Deshalb sei es nicht nur wichtig, Empathie für die Opfer zu wecken, sondern auch zu vermitteln, welche Bedeutung heute noch die Shoa habe. Es sei heute wichtig zu lernen, wie eine Minderheit systematisch ausgegrenzt, geächtet, entrechtet und schließlich bis zur Vernichtung verfolgt wurde.

In diesem Zusammenhang verweist Graumann auf rechtsextreme Parteien wie die NPD, bei denen sich aktuell beobachten lasse, wie sie gegen Ausländer und Flüchtlinge hetzten. Er sei "schon lange mehr als überzeugt, dass so eine Partei verboten gehört". Vor dem Hintergrund der deutschen Vergangenheit lasse sich die hohe Bedeutung der Menschenrechte, der demokratischen Werte und eines solidarischen Miteinanders eindrücklich vermitteln.

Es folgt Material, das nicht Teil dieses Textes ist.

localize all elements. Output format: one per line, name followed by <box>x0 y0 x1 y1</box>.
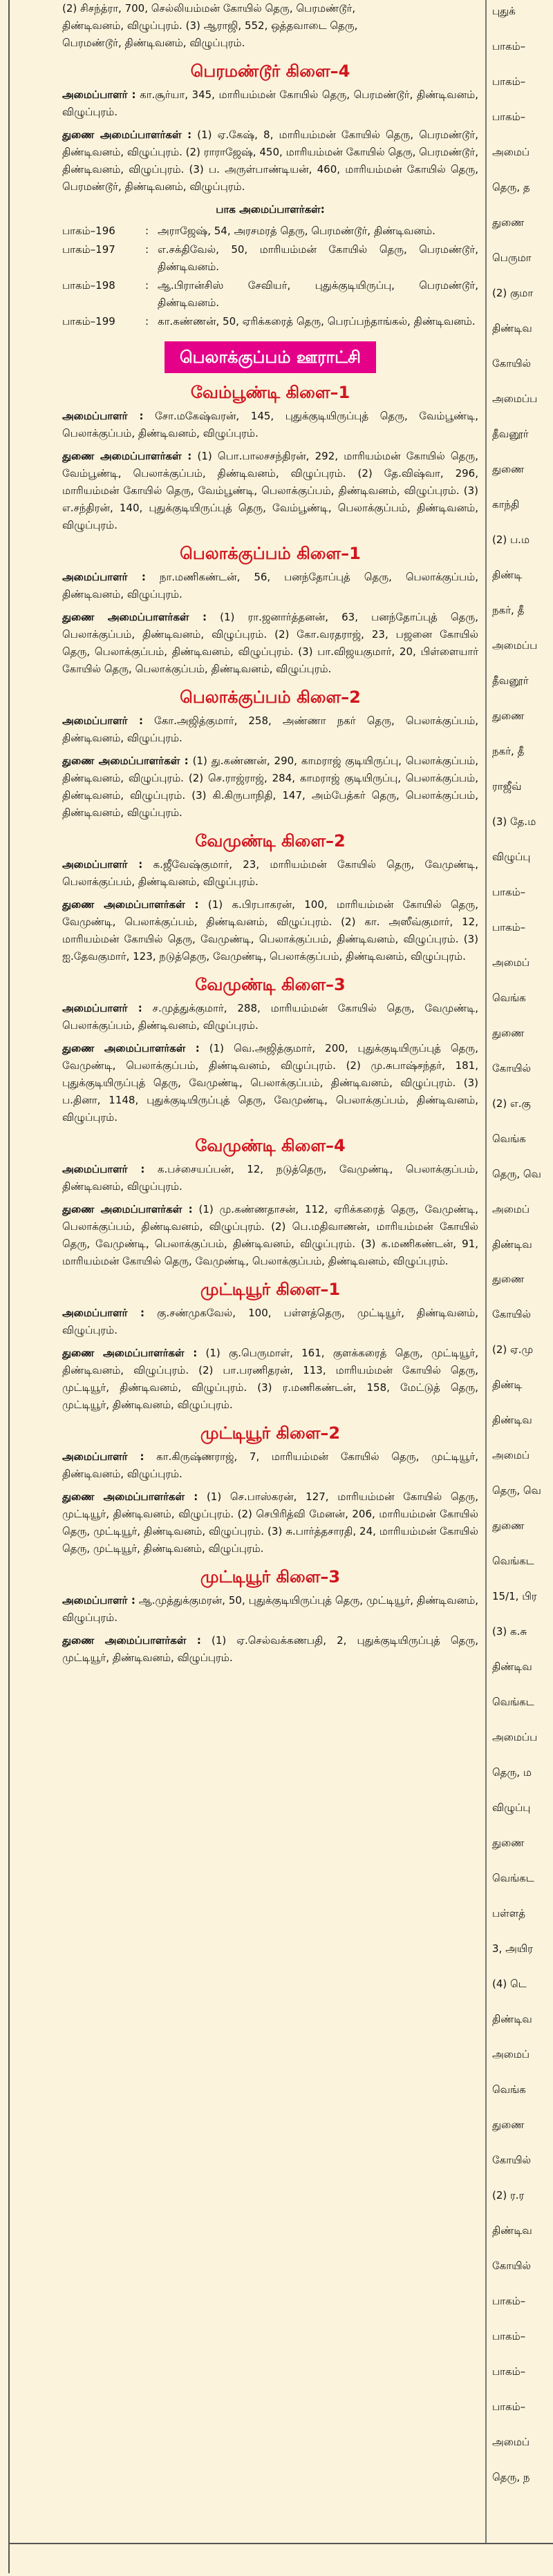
panchayat-banner: பெலாக்குப்பம் ஊராட்சி <box>165 341 376 373</box>
right-column-line: திண்டிவ <box>492 321 532 334</box>
deputy-entry <box>62 1201 478 1270</box>
deputy-label: துணை அமைப்பாளர்கள் : <box>62 1347 198 1359</box>
branch-section <box>62 828 478 965</box>
right-column-line: அமைப் <box>492 1449 530 1462</box>
deputy-label: துணை அமைப்பாளர்கள் : <box>62 755 189 767</box>
deputy-label: துணை அமைப்பாளர்கள் : <box>62 1042 200 1054</box>
deputy-text: (1) மு.கண்ணதாசன், 112, ஏரிக்கரைத் தெரு, வேமுண்டி, பெலாக்குப்பம், திண்டிவனம், விழுப்புரம். (2) பெ.மதிவாணன், மாரியம்மன் கோயில் தெரு, வேமுண்டி, பெலாக்குப்பம், திண்டிவனம், விழுப்புரம். (3) க.மணிகண்டன், 91, மாரியம்மன் கோயில் தெரு, வேமுண்டி, பெலாக்குப்பம், திண்டிவனம், விழுப்புரம். <box>62 1203 478 1267</box>
right-column-line: வெங்கட <box>492 1696 534 1709</box>
right-column-line: தீவனூர் <box>492 427 529 440</box>
right-column-line: திண்டிவ <box>492 1660 532 1674</box>
deputy-label: துணை அமைப்பாளர்கள் : <box>62 611 207 623</box>
right-column-line: காந்தி <box>492 498 520 511</box>
top-continuation <box>62 0 478 52</box>
right-column-line: பாகம்– <box>492 2400 526 2414</box>
branch-title: வேமுண்டி கிளை–4 <box>195 1136 346 1155</box>
branch-peramandur-4 <box>62 59 478 330</box>
deputy-entry <box>62 1345 478 1414</box>
right-column-line: துணை <box>492 462 525 475</box>
deputy-label: துணை அமைப்பாளர்கள் : <box>62 898 199 911</box>
right-column-line: பாகம்– <box>492 2295 526 2308</box>
branch-title: பெலாக்குப்பம் கிளை–2 <box>180 688 361 707</box>
right-column-line: தெரு, வெ <box>492 1484 541 1497</box>
right-column-line: அமைப்ப <box>492 638 538 652</box>
right-column-line: கோயில் <box>492 1061 531 1074</box>
secretary-text: நா.மணிகண்டன், 56, பனந்தோப்புத் தெரு, பெலாக்குப்பம், திண்டிவனம், விழுப்புரம். <box>62 571 478 600</box>
deputy-label: துணை அமைப்பாளர்கள் : <box>62 1490 198 1503</box>
right-column-line: (4) டெ <box>492 1978 527 1991</box>
branch-section <box>62 380 478 534</box>
deputy-entry <box>62 609 478 678</box>
deputy-text: (1) ரா.ஜனார்த்தனன், 63, பனந்தோப்புத் தெரு, பெலாக்குப்பம், திண்டிவனம், விழுப்புரம். (2) கோ.வரதராஜ், 23, பஜனை கோயில் தெரு, பெலாக்குப்பம், திண்டிவனம், விழுப்புரம். (3) பா.விஜயகுமார், 20, பிள்ளையார் கோயில் தெரு, பெலாக்குப்பம், திண்டிவனம், விழுப்புரம். <box>62 611 478 675</box>
secretary-entry <box>62 569 478 603</box>
secretary-text: ச.முத்துக்குமார், 288, மாரியம்மன் கோயில் தெரு, வேமுண்டி, பெலாக்குப்பம், திண்டிவனம், விழுப்புரம். <box>62 1002 478 1032</box>
right-column-line: பாகம்– <box>492 110 526 123</box>
branch-title: முட்டியூர் கிளை–1 <box>200 1280 341 1299</box>
branch-section <box>62 685 478 822</box>
right-column-line: அமைப் <box>492 145 530 158</box>
secretary-entry <box>62 408 478 442</box>
deputy-label: துணை அமைப்பாளர்கள் : <box>62 450 192 462</box>
booth-value: ஆ.பிரான்சிஸ் சேவியர், புதுக்குடியிருப்பு, பெரமண்டூர், திண்டிவனம். <box>158 279 478 309</box>
right-column-line: துணை <box>492 2119 525 2132</box>
deputy-text: (1) வெ.அஜித்குமார், 200, புதுக்குடியிருப்புத் தெரு, வேமுண்டி, பெலாக்குப்பம், திண்டிவனம், விழுப்புரம். (2) மு.சுபாஷ்சந்தர், 181, புதுக்குடியிருப்புத் தெரு, வேமுண்டி, பெலாக்குப்பம், திண்டிவனம், விழுப்புரம். (3) ப.தினா, 1148, புதுக்குடியிருப்புத் தெரு, வேமுண்டி, பெலாக்குப்பம், திண்டிவனம், விழுப்புரம். <box>62 1042 478 1124</box>
booth-number: பாகம்–197 <box>62 243 115 256</box>
right-column-line: தெரு, வெ <box>492 1167 541 1180</box>
deputy-entry <box>62 752 478 822</box>
secretary-text: சோ.மகேஷ்வரன், 145, புதுக்குடியிருப்புத் தெரு, வேம்பூண்டி, பெலாக்குப்பம், திண்டிவனம், விழுப்புரம். <box>62 410 478 439</box>
booth-number: பாகம்–196 <box>62 225 115 237</box>
secretary-label: அமைப்பாளர் : <box>62 858 143 871</box>
right-column-line: வெங்க <box>492 991 526 1004</box>
deputy-entry <box>62 126 478 196</box>
right-column-line: துணை <box>492 1837 525 1850</box>
secretary-label: அமைப்பாளர் : <box>62 1450 144 1463</box>
branch-list <box>62 380 478 1667</box>
column-divider <box>485 0 487 2543</box>
right-column-line: அமைப்ப <box>492 392 538 405</box>
branch-title: பெலாக்குப்பம் கிளை–1 <box>180 544 361 563</box>
right-column-line: தெரு, ந <box>492 2471 530 2483</box>
branch-title: வேமுண்டி கிளை–3 <box>195 975 346 994</box>
secretary-entry <box>62 86 478 121</box>
secretary-text: கா.கிருஷ்ணராஜ், 7, மாரியம்மன் கோயில் தெரு, முட்டியூர், திண்டிவனம், விழுப்புரம். <box>62 1450 478 1480</box>
right-column-line: பாகம்– <box>492 920 526 934</box>
right-column-line: அமைப்ப <box>492 1731 538 1744</box>
right-column-line: 15/1, பிர <box>492 1590 537 1603</box>
secretary-entry <box>62 712 478 747</box>
branch-section <box>62 972 478 1126</box>
secretary-label: அமைப்பாளர் : <box>62 1163 145 1175</box>
secretary-text: க.பச்சையப்பன், 12, நடுத்தெரு, வேமுண்டி, பெலாக்குப்பம், திண்டிவனம், விழுப்புரம். <box>62 1163 478 1193</box>
branch-section <box>62 541 478 678</box>
right-column-line: புதுக் <box>492 5 516 17</box>
right-column-line: அமைப் <box>492 2048 530 2061</box>
right-column-line: தீவனூர் <box>492 674 529 687</box>
secretary-label: அமைப்பாளர் : <box>62 410 144 422</box>
right-column-line: துணை <box>492 1273 525 1286</box>
right-column-line: நகர், தீ <box>492 744 525 757</box>
right-column-line: திண்டிவ <box>492 1238 532 1251</box>
deputy-entry <box>62 896 478 965</box>
right-column-line: பாகம்– <box>492 39 526 53</box>
booth-value: எ.சக்திவேல், 50, மாரியம்மன் கோயில் தெரு, பெரமண்டூர், திண்டிவனம். <box>158 243 478 273</box>
branch-section <box>62 1277 478 1414</box>
right-column-line: துணை <box>492 1026 525 1039</box>
bottom-rule <box>8 2543 553 2544</box>
right-column-line: (2) ப.ம <box>492 533 530 546</box>
right-column-line: கோயில் <box>492 357 531 370</box>
branch-section <box>62 1564 478 1667</box>
secretary-text: கு.சண்முகவேல், 100, பள்ளத்தெரு, முட்டியூர், திண்டிவனம், விழுப்புரம். <box>62 1307 478 1336</box>
right-column-line: பள்ளத் <box>492 1907 526 1920</box>
booth-row <box>62 241 478 276</box>
deputy-entry <box>62 1632 478 1667</box>
deputy-text: (1) பொ.பாலசசந்திரன், 292, மாரியம்மன் கோயில் தெரு, வேம்பூண்டி, பெலாக்குப்பம், திண்டிவனம், விழுப்புரம். (2) தே.விஷ்வா, 296, மாரியம்மன் கோயில் தெரு, வேம்பூண்டி, பெலாக்குப்பம், திண்டிவனம், விழுப்புரம். (3) எ.சந்திரன், 140, புதுக்குடியிருப்புத் தெரு, வேம்பூண்டி, பெலாக்குப்பம், திண்டிவனம், விழுப்புரம். <box>62 450 478 531</box>
right-column-line: நகர், தீ <box>492 603 525 616</box>
deputy-entry <box>62 1488 478 1557</box>
right-column-line: தெரு, த <box>492 180 530 193</box>
main-column <box>62 0 478 2540</box>
right-column-line: அமைப் <box>492 2436 530 2449</box>
deputy-entry <box>62 1040 478 1126</box>
branch-section <box>62 1133 478 1270</box>
secretary-label: அமைப்பாளர் : <box>62 1594 135 1607</box>
secretary-label: அமைப்பாளர் : <box>62 571 146 583</box>
top-line: பெரமண்டூர், திண்டிவனம், விழுப்புரம். <box>62 37 245 49</box>
right-column-line: பாகம்– <box>492 885 526 898</box>
right-column-line: ராஜீவ் <box>492 779 522 793</box>
right-column-line: அமைப் <box>492 1202 530 1215</box>
booth-separator: : <box>145 243 149 256</box>
right-column-line: பாகம்– <box>492 75 526 88</box>
booth-row <box>62 313 478 330</box>
right-column-line: வெங்க <box>492 2083 526 2096</box>
right-column-line: விழுப்பு <box>492 850 531 863</box>
booth-separator: : <box>145 315 149 328</box>
right-column-line: வெங்கட <box>492 1872 534 1885</box>
right-column-line: திண்டிவ <box>492 2013 532 2026</box>
top-line: திண்டிவனம், விழுப்புரம். (3) ஆராஜி, 552, ஒத்தவாடை தெரு, <box>62 19 358 32</box>
right-column-fragment <box>492 0 553 2543</box>
right-column-line: திண்டிவ <box>492 1414 532 1427</box>
right-column-line: (2) ர.ர <box>492 2189 525 2202</box>
right-column-line: திண்டி <box>492 1379 523 1392</box>
deputy-text: (1) க.பிரபாகரன், 100, மாரியம்மன் கோயில் தெரு, வேமுண்டி, பெலாக்குப்பம், திண்டிவனம், விழுப்புரம். (2) கா. அஸீவ்குமார், 12, மாரியம்மன் கோயில் தெரு, வேமுண்டி, பெலாக்குப்பம், திண்டிவனம், விழுப்புரம். (3) ஐ.தேவகுமார், 123, நடுத்தெரு, வேமுண்டி, பெலாக்குப்பம், திண்டிவனம், விழுப்புரம். <box>62 898 478 963</box>
secretary-entry <box>62 1161 478 1195</box>
right-column-line: பாகம்– <box>492 2365 526 2378</box>
left-column-rule <box>8 0 10 2573</box>
branch-title: வேம்பூண்டி கிளை–1 <box>190 383 350 402</box>
secretary-entry <box>62 1305 478 1339</box>
booth-row <box>62 277 478 312</box>
secretary-entry <box>62 1000 478 1034</box>
right-column-line: வெங்க <box>492 1132 526 1145</box>
secretary-label: அமைப்பாளர் : <box>62 88 136 101</box>
right-column-line: தெரு, ம <box>492 1766 532 1779</box>
right-column-line: திண்டிவ <box>492 2224 532 2237</box>
deputy-entry <box>62 448 478 534</box>
booth-number: பாகம்–198 <box>62 279 115 292</box>
secretary-label: அமைப்பாளர் : <box>62 714 143 727</box>
right-column-line: திண்டி <box>492 568 523 581</box>
right-column-line: (2) எ.கு <box>492 1097 531 1110</box>
secretary-text: கோ.அஜித்குமார், 258, அண்ணா நகர் தெரு, பெலாக்குப்பம், திண்டிவனம், விழுப்புரம். <box>62 714 478 744</box>
right-column-line: துணை <box>492 216 525 229</box>
secretary-entry <box>62 1592 478 1627</box>
panchayat-banner-wrap <box>62 341 478 373</box>
right-column-line: பாகம்– <box>492 2330 526 2343</box>
right-column-line: துணை <box>492 1519 525 1533</box>
deputy-label: துணை அமைப்பாளர்கள் : <box>62 129 192 141</box>
right-column-line: பெருமா <box>492 251 532 264</box>
right-column-line: கோயில் <box>492 2260 531 2273</box>
deputy-text: (1) து.கண்ணன், 290, காமராஜ் குடியிருப்பு, பெலாக்குப்பம், திண்டிவனம், விழுப்புரம். (2) செ.ராஜ்ராஜ், 284, காமராஜ் குடியிருப்பு, பெலாக்குப்பம், திண்டிவனம், விழுப்புரம். (3) கி.கிருபாநிதி, 147, அம்பேத்கர் தெரு, பெலாக்குப்பம், திண்டிவனம், விழுப்புரம். <box>62 755 478 819</box>
secretary-label: அமைப்பாளர் : <box>62 1002 142 1014</box>
deputy-label: துணை அமைப்பாளர்கள் : <box>62 1634 201 1647</box>
secretary-text: க.ஜீவேஷ்குமார், 23, மாரியம்மன் கோயில் தெரு, வேமுண்டி, பெலாக்குப்பம், திண்டிவனம், விழுப்புரம். <box>62 858 478 888</box>
secretary-entry <box>62 856 478 891</box>
secretary-text: ஆ.முத்துக்குமரன், 50, புதுக்குடியிருப்புத் தெரு, முட்டியூர், திண்டிவனம், விழுப்புரம். <box>62 1594 478 1624</box>
right-column-line: 3, அயிர <box>492 1942 533 1955</box>
booth-row <box>62 222 478 240</box>
right-column-line: கோயில் <box>492 1308 531 1321</box>
branch-title: முட்டியூர் கிளை–3 <box>200 1567 341 1587</box>
booth-value: அராஜேஷ், 54, அரசமரத் தெரு, பெரமண்டூர், திண்டிவனம். <box>158 225 435 237</box>
booth-heading: பாக அமைப்பாளர்கள்: <box>216 203 325 216</box>
right-column-line: (3) க.சு <box>492 1625 527 1638</box>
deputy-text: (1) ஏ.கேஷ், 8, மாரியம்மன் கோயில் தெரு, பெரமண்டூர், திண்டிவனம், விழுப்புரம். (2) ராராஜேஷ், 450, மாரியம்மன் கோயில் தெரு, பெரமண்டூர், திண்டிவனம், விழுப்புரம். (3) ப. அருள்பாண்டியன், 460, மாரியம்மன் கோயில் தெரு, பெரமண்டூர், திண்டிவனம், விழுப்புரம். <box>62 129 478 193</box>
right-column-line: கோயில் <box>492 2154 531 2167</box>
secretary-entry <box>62 1448 478 1483</box>
branch-title: வேமுண்டி கிளை–2 <box>195 831 346 851</box>
right-column-line: விழுப்பு <box>492 1801 531 1815</box>
booth-separator: : <box>145 225 149 237</box>
branch-section <box>62 1421 478 1557</box>
deputy-text: (1) செ.பாஸ்கரன், 127, மாரியம்மன் கோயில் தெரு, முட்டியூர், திண்டிவனம், விழுப்புரம். (2) செபிரித்வி மேனன், 206, மாரியம்மன் கோயில் தெரு, முட்டியூர், திண்டிவனம், விழுப்புரம். (3) சு.பார்த்தசாரதி, 24, மாரியம்மன் கோயில் தெரு, முட்டியூர், திண்டிவனம், விழுப்புரம். <box>62 1490 478 1555</box>
secretary-label: அமைப்பாளர் : <box>62 1307 145 1319</box>
deputy-text: (1) கு.பெருமாள், 161, குளக்கரைத் தெரு, முட்டியூர், திண்டிவனம், விழுப்புரம். (2) பா.பரணிதரன், 113, மாரியம்மன் கோயில் தெரு, முட்டியூர், திண்டிவனம், விழுப்புரம். (3) ர.மணிகண்டன், 158, மேட்டுத் தெரு, முட்டியூர், திண்டிவனம், விழுப்புரம். <box>62 1347 478 1411</box>
right-column-line: வெங்கட <box>492 1555 534 1568</box>
right-column-line: (3) தே.ம <box>492 815 536 828</box>
right-column-line: (2) குமா <box>492 286 534 299</box>
right-column-line: அமைப் <box>492 956 530 969</box>
right-column-line: துணை <box>492 709 525 722</box>
right-column-line: (2) ஏ.மு <box>492 1343 534 1356</box>
booth-value: கா.கண்ணன், 50, ஏரிக்கரைத் தெரு, பெரப்பந்தாங்கல், திண்டிவனம். <box>158 315 476 328</box>
deputy-label: துணை அமைப்பாளர்கள் : <box>62 1203 193 1215</box>
branch-title: முட்டியூர் கிளை–2 <box>200 1423 341 1443</box>
booth-separator: : <box>145 279 149 292</box>
booth-number: பாகம்–199 <box>62 315 115 328</box>
top-line: (2) சிசந்த்ரா, 700, செல்லியம்மன் கோயில் தெரு, பெரமண்டூர், <box>62 2 356 15</box>
deputy-text: (1) ஏ.செல்வக்கணபதி, 2, புதுக்குடியிருப்புத் தெரு, முட்டியூர், திண்டிவனம், விழுப்புரம். <box>62 1634 478 1664</box>
branch-title: பெரமண்டூர் கிளை–4 <box>190 61 350 81</box>
secretary-text: கா.சூர்யா, 345, மாரியம்மன் கோயில் தெரு, பெரமண்டூர், திண்டிவனம், விழுப்புரம். <box>62 88 478 118</box>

Aber auch die Politik muss nach Überzeugung Graumanns ihre Hausaufgaben noch machen. Ohne Zweifel habe sich Deutschland mit seiner düsteren Vergangenheit auseinandergesetzt. Gespräche mit Zeitzeugen seien üblich geworden, in den Gedenkstätten werde auf vielfältige Weise die Erinnerungen der Überlebenden festgehalten. "Dennoch wünsche ich mir manchmal eine noch größere Sensibilität im Umgang mit den Betroffenen", erläutert Graumann. Das heiße etwa, dass "die neue Bundesregierung bald ihr Versprechen einlöst, endlich die noch ausstehenden Ghetto-Renten nachzuzahlen". Viel Zeit bleibt nicht mehr.